Tilde nodded. “Yes. I think we should call her Gerda, after my mother.”
Dead silence, and the emotional temperature of the room dropped to below zero.
“I said someone who cares for her,” Billy said.
“My mother loves her grandchildren.”
“She hasn’t been to see her or asked after her even once.”
“No. She wouldn’t, as things are. But we can’t be separated from my family forever, and it would bring her round. She’d forgive you ”
“She’d forgive me? She sent me to jail. She lied to the judge.”
There was more anger in Billy’s eyes than Tilde had ever seen, and his face was red. So was Charles’.
“She should be named after the person who’s taken care of her since she was born. She should be named Oona,” said Billy.
“It’s all right. Let it go,” Oona said, but her voice was shaking “You could name her Maureen. That might be best.”
“It’s not right, and Mom wouldn’t hear of it, after all you’ve done for the baby.”
“Then name her after our mother, her great grandmother Rosalie. Just don’t ask me to call her Gerda.”

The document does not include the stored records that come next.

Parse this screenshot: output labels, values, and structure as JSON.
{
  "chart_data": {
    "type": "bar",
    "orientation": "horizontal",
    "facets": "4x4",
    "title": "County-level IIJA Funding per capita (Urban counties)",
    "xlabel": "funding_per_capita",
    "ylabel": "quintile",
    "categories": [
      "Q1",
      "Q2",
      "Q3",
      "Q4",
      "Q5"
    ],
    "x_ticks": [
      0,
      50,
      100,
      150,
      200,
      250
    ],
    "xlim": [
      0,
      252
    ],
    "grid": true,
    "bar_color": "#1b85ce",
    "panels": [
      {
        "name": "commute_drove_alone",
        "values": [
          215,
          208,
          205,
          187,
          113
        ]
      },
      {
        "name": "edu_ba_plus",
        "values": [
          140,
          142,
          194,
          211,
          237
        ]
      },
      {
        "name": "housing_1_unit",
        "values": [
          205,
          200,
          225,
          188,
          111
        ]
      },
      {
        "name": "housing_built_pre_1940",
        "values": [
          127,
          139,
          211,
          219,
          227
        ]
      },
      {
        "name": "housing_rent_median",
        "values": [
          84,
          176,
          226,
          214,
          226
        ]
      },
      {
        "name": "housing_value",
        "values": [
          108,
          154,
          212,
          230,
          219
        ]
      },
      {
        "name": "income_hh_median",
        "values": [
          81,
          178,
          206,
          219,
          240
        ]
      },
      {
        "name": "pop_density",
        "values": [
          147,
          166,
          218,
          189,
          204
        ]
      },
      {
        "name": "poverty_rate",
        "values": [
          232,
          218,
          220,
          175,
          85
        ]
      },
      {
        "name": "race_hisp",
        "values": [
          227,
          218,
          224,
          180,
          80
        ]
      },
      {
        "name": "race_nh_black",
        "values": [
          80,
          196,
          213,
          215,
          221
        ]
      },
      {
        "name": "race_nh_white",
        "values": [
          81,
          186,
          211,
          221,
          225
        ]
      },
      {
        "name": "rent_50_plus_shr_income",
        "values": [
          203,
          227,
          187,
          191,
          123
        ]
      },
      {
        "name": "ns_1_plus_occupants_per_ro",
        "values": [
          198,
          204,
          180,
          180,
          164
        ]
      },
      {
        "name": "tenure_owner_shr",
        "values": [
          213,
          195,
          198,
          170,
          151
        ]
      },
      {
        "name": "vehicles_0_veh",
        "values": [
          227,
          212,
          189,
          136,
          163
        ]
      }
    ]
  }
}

There was silence while everyone stared at Tilde, who was very much wishing she was somewhere else.
At last Billy said, “I’ll never forgive your mother.”
“It doesn’t matter,” Tilde said. “She never thinks she’s done anything that needs forgiving. I thought it would make peace — I didn’t know it would upset everybody. Name the baby whatever you want.”
Oona said, “Are you sure?”
“Yes,” said Tilde, who wanted to win the war over where she’d live and thought ceding this battle could help her win the other one.
“How about Maureen Oona?”
“Maureenoona,” Tilde said. “It runs together into one long word. Better make it Oona Maureen.”
The corner of Billy’s mouth twitched, but he didn’t quite crack a smile. “Done,” he said.